Worryingly, a quarter of English councils say they’ll ask for a government bailout soon.

Officers are therefore anxiously awaiting the Chancellor’s October 30 budget — so how are Greater Manchester’s finances faring?

What’s the situation in Greater Manchester?

It’s a mixed picture.

The largest council, Manchester, projects it will face a £65 million budget black hole by 2028.

This year, it’s facing an £17.4m overspend, which will deplete its reserves down to £6.5m if £50m of cuts are not made. 

The other city, Salford, also has an in-year overspend. Its earmarked reserve has £6.8m left.

Bolton is staring down a £7.4m budget shortfall next year, but leader Nick Peel ‘suspects it will probably be more than that’.

Next door, Bury is facing a £22m gap, and needs to spend £15m of reserves in the next two years.

It’s a similar picture in Rochdale, which has ‘estimated budget gaps of £2.8m for 2025/26, rising to £20m by 2027/28’.

Crisis-hit Tameside council hasn’t updated its position recently, but previously said it ‘projected new budget reductions were £17.3m in 2025/26, increasing to £67.6m in 2028/29’.

Oldham has overspent by £21m this year, and is struggling to make £3.8m of the £20m cuts needed last year.

It’s forecast to have £41m left in its reserve.

However, some are in ruder health.

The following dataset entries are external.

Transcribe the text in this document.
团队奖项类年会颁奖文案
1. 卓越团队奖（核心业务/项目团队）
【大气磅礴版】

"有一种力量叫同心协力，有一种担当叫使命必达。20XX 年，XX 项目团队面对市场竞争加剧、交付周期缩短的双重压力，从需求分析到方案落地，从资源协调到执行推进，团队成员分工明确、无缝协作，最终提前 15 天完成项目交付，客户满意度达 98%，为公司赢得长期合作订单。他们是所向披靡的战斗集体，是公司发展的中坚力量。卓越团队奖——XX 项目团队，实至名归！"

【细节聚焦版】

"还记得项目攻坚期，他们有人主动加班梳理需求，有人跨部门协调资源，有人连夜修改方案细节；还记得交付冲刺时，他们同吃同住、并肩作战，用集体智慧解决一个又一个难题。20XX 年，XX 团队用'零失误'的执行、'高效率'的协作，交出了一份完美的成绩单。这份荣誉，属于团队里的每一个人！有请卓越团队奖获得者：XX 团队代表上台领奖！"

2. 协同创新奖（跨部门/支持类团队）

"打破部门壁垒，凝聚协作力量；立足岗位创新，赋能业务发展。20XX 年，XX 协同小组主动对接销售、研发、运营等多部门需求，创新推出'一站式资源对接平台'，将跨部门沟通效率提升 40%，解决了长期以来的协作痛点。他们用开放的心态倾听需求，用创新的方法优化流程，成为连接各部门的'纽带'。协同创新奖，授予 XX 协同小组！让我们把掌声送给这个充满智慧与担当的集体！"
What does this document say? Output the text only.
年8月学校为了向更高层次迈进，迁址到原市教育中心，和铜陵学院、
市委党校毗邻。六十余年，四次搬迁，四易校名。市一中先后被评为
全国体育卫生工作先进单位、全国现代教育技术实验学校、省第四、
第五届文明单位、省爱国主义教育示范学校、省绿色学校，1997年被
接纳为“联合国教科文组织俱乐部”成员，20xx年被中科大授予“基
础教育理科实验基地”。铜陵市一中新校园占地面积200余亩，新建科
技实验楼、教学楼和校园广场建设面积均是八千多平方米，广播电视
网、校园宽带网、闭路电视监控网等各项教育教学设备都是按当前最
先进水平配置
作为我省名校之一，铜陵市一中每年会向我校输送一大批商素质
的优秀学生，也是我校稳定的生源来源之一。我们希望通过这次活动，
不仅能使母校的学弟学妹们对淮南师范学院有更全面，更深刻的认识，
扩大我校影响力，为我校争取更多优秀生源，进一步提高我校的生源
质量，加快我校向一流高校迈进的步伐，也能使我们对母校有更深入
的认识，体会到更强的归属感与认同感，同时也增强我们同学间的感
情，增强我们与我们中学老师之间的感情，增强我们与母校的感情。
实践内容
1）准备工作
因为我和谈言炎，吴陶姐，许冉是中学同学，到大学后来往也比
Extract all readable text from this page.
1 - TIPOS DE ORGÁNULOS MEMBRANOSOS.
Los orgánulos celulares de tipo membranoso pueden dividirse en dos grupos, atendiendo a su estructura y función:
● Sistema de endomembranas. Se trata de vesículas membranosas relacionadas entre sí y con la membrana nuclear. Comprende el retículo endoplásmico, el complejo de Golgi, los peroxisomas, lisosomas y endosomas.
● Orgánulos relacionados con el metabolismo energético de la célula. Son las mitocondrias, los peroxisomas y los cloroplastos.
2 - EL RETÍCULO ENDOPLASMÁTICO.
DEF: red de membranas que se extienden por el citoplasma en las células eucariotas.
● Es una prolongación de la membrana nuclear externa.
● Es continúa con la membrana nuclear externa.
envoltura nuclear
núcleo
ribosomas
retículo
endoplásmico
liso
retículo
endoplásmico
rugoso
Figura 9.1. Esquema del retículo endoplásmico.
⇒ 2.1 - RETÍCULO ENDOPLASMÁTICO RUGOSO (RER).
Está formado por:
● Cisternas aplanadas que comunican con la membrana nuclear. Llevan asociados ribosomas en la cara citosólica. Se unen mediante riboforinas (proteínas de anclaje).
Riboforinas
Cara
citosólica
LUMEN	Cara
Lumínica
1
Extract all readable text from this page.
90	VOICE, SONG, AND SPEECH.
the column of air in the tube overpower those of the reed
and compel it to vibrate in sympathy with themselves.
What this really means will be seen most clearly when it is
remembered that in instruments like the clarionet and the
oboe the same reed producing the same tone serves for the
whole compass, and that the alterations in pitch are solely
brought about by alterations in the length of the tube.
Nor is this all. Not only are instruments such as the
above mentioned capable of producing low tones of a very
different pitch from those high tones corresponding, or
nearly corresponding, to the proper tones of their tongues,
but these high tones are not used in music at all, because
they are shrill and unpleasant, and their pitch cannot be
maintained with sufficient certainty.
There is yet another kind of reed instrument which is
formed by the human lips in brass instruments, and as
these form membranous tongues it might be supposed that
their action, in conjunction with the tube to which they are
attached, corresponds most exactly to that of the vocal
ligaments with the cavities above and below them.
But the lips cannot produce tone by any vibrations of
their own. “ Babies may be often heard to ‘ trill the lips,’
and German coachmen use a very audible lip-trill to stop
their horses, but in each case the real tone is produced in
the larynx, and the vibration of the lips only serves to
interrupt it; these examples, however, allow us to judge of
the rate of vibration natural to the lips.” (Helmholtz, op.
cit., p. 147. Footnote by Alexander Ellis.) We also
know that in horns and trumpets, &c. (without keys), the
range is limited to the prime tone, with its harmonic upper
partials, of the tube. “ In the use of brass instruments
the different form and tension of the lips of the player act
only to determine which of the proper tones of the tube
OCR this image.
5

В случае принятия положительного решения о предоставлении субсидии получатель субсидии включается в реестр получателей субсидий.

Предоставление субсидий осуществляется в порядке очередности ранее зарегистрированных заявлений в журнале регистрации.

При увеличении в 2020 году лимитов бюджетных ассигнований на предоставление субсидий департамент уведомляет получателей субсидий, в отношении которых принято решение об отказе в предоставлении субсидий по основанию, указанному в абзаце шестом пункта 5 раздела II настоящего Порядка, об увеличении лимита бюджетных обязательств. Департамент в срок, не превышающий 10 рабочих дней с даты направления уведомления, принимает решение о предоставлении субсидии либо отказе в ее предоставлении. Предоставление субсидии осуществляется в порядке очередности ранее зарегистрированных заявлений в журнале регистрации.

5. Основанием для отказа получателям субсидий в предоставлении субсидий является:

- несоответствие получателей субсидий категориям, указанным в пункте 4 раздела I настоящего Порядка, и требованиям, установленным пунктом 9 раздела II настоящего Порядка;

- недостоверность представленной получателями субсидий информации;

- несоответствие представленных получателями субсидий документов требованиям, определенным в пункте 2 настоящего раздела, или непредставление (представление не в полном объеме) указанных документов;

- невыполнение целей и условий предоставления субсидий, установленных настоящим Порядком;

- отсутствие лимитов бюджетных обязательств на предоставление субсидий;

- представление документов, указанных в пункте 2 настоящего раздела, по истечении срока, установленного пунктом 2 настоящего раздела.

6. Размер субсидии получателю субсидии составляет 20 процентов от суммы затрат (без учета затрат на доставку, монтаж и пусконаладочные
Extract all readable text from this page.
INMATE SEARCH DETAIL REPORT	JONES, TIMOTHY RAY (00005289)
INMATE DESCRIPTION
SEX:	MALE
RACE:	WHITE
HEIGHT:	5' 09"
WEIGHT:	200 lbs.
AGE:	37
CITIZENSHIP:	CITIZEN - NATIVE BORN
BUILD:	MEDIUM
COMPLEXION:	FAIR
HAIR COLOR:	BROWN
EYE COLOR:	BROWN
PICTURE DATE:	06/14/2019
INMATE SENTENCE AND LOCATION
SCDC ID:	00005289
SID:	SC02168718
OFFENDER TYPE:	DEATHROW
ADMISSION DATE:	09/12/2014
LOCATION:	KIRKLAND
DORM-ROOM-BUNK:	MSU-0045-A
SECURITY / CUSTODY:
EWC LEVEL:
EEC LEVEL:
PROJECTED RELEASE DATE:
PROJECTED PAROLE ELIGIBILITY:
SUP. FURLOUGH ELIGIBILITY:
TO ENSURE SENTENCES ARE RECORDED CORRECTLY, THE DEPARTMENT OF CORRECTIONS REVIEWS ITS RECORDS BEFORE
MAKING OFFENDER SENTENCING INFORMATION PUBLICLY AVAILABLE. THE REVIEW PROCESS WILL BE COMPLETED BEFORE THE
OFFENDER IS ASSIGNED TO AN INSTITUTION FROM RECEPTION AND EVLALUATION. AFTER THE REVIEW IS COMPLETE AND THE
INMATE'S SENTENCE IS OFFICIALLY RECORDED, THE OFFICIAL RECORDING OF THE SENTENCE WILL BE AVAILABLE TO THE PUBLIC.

Wigan has reserves of £100m left, and only a £17.9m budget black hole expected next year. 

Stockport has a lot of reserves remaining at £82.5m. Trafford has £53m left in its reserve. Both will provide breathing room.

How has it come to this?

Central funding to councils was cut in 2010 by the coalition government, continued by successive Conservative Chancellors.

In the north, local authorities often point out they suffered deeper-than-average cuts. 

Manchester’s City Treasurer, Tom Wilksinson, said earlier this month: “If we had the average cut we would have £74m more. We have been disproportionately affected by austerity.”

However, austerity is not why they’re at the ‘cliff edge’.

Since the pandemic, costs and demand have surged in children’s services, adult social care, and special education needs.

For example, in Oldham, an external children’s placement cost £6,629 per week in February 2024.

12 months earlier, the same placement cost £5,128 per week — an inflation rate of 29 percent.

Why not just use the reserves?

Some councils — like Wigan, Trafford, and Stockport — have healthy coffers, prompting questions why they don’t raid reserves.

Officials are often uneasy about spending these because they can only be spent once.

Furthermore, a smaller reserve gives councils a smaller ability to cope with emergencies. 

If, for example, widespread flooding hit a borough, emergency housing could be paid for by the reserve.

If there’s no reserve left, it would require emergency cuts to day-to-day budgets.

How many will need a bailout?

Nationally, a Local Government Association study has found one in four English councils are likely to apply for an emergency government bailout to stave off bankruptcy in the next two financial years.

Already, 18 authorities have asked the government for exceptional financial support (EFS), which allows councils to borrow from the ‘capital budget’ to fund ‘revenue’ spending — in effect, taking money from the pot of cash for long-term projects which can be paid for by borrowing to make ends meet in the day-to-day budget which cannot.

Nearly half (44 percent) of councils in the study said they would need EFS if government grants don’t increase this year.

In Greater Manchester, the LDRS contacted every council to see if they are considering applying for EFS. None said they expect to in the next two years.

When will we know more?

October 30 is budget day, when Chancellor Rachel Reeves announces the government’s spending plans for the coming year.

That could give some certainty to councils in broad strokes, if there is an increase in local government spending overall.

But individual councils will get their financial settlements, which confirm the amount of central funding they’ll get, in late December.

From there, they set council tax rates and aim to pass a budget in March.

It will be an anxious Christmas for some.